Anche perché un partito che le elezioni politiche non le vince mai, non può decidere per interposta persona addirittura la data in cui gli italiani saranno chiamati a dire sì o no a fare pulizia nella giustizia del nostro Paese. L’aula di Montecitorio ha approvato in maniera clamorosa un ordine del giorno della Lega, presentato al decreto milleproroghe, proprio per impegnare il governo a favorire lo svolgimento del referendum senza buttare 200 milioni: che si risparmiano proprio accorpando la consultazione alle elezioni amministrative di quest’anno. Il documento ha avuto a favore la bellezza di 371 voti e solo sette onorevoli hanno respinto l’idea. Praticamente un plebiscito. E c’è da aggiungere che il rappresentante del governo a Montecitorio si era rimesso all’aula per la decisione da prendere. Il dispositivo impegna il governo a «prevedere che le elezioni amministrative 2022 e i referendum sulla Giustizia si svolgano in un’unica giornata» e questo dovrebbe di per sé togliere ogni spazio alle ambiguità sulla data.

 

«Il ministro Lamorgese rispetti questa decisione», ha detto il capogruppo leghista della commissione affari costituzionali Igor Iezzi. E da qui non se ne può certo uscire con alibi, pretesti, sotterfugi. Perché se il Parlamento dispone con quel tipo di maggioranza – opposizione inclusa – il ministero degli Interni deve solo preparare le carte da far firmare per decreto alla Lamorgese. I cinque quesiti che hanno superato l’esame della Corte costituzionale riguardano temi importanti a partire dalla separazione delle carriere in magistratura; la fine degli abusi nella custodia cautelare; le modalità di valutazione delle toghe; gli eccessi della legge Severino; la fine delle correnti nel Csm. Questi referendum non possono essere svillaneggiati dalle volontà dei partiti che agiscono sempre sotto dettatura esterna al Parlamento quando si parla di giustizia e di magistratura. Salvini, che pure ha promosso la consultazione assieme al partito radicale, non vuol sentir parlare di referendum di partito: «Sono di tutti, sono del popolo italiano a cui offriamo lo strumento per decidere». Ad esempio, gli stessi sindaci da anni chiedono di superare l’attuale normativa che li mette in croce anche in presenza di una condanna in primo grado, anche per reati minori e soprattutto per un reato dal profilo incerto come l’abuso d’ufficio.

La proposta referendaria restituisce al giudice il compito di decidere sulla situazione dell’amministratore condannato e non più attraverso quei meccanismi automatici che si trasformano in una ulteriore pena accessoria. Ha detto il presidente dell’Anci, Antonio Decaro: «La stragrande maggioranza di queste sospensioni decade alla loro scadenza e l’unica conseguenza che ne deriva è un grave danno per la vita della comunità che rimane senza guida, e per la figura del sindaco, la cui vita politica e personale viene inevitabilmente segnata. Che sia per scelta degli elettori o per una iniziativa del Parlamento, che abbiamo più volte sollecitato, per noi è importante modificare la legge Severino per dare stabilità e continuità alla vita amministrativa delle nostre comunità». Ma il Parlamento ha puntualmente fallito ogni tentativo di riforma.
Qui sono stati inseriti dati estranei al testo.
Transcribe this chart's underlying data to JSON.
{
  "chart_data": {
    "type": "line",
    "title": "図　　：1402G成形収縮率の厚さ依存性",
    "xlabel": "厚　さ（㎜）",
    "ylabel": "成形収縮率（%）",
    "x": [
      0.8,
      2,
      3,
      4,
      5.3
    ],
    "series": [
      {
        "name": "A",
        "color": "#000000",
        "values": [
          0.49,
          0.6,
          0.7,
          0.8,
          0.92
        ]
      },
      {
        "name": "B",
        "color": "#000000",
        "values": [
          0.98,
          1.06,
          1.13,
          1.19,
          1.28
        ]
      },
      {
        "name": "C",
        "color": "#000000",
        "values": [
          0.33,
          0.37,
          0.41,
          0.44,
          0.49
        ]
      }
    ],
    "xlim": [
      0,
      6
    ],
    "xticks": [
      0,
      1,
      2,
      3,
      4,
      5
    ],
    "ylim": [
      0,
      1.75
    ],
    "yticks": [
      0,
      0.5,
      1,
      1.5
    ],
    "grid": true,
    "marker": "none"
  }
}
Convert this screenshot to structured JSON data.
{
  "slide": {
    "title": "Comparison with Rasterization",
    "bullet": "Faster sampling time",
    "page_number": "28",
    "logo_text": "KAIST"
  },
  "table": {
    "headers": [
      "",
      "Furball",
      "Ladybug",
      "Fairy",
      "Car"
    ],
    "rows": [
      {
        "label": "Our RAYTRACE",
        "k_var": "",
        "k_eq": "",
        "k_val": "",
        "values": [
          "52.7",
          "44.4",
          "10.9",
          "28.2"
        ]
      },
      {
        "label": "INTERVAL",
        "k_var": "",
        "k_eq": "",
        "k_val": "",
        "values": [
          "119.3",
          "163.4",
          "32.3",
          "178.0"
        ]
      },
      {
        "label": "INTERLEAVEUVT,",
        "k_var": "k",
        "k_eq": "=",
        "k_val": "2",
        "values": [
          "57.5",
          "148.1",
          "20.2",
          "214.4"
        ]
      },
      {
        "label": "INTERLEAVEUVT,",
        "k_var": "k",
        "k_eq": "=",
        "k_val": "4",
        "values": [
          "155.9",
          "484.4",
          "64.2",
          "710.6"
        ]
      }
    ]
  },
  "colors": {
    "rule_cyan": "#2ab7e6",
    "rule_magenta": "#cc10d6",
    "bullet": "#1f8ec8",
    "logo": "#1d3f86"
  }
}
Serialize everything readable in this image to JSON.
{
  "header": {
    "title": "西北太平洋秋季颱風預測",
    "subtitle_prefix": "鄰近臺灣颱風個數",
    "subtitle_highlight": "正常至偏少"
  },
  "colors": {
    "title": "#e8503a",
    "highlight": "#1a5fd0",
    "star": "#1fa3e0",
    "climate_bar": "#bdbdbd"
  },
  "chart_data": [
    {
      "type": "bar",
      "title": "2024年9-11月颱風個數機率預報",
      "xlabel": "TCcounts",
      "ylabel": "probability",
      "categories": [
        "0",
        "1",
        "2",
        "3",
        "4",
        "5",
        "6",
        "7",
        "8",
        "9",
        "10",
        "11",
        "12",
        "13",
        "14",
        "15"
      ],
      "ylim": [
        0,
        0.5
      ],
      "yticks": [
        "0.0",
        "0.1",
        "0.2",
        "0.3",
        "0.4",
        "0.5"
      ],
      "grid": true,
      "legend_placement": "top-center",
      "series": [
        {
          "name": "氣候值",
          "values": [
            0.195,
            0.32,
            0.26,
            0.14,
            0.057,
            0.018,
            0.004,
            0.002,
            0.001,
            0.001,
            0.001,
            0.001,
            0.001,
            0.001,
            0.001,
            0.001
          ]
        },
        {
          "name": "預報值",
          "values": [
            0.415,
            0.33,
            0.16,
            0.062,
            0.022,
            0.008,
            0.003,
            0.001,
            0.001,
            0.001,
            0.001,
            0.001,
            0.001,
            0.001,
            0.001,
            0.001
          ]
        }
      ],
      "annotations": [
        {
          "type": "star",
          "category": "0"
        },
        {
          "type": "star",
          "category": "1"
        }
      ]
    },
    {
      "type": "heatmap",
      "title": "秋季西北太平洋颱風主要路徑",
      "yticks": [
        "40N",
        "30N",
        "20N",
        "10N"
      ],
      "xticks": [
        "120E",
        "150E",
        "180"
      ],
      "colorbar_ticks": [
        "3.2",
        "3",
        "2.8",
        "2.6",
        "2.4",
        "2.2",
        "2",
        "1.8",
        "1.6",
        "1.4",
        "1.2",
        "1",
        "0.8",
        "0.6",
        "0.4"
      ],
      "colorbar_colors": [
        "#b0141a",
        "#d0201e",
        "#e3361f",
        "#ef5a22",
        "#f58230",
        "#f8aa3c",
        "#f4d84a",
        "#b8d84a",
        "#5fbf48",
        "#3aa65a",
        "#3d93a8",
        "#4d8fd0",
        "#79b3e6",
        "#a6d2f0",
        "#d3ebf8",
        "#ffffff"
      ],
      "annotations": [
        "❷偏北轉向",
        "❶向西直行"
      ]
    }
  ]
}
Per questo toccherà al popolo decidere tra i sì e i no ai vari quesiti. Il ministro dell’interno, dopo il voto di ieri, deve solo garantire le più trasparenti procedure per agevolare la consultazione senza farsi prendere dalla smania di fare dispetti al suo predecessore. Se non ci pensa lei, sia Draghi a farci risparmiare 200 milioni di spesa garantendo l’esercizio di un rito autenticamente democratico. Senza trucchi col voto di ballottaggio, dove votano meno elettori e si vanificherebbe la volontà di risparmiare quei 200 milioni.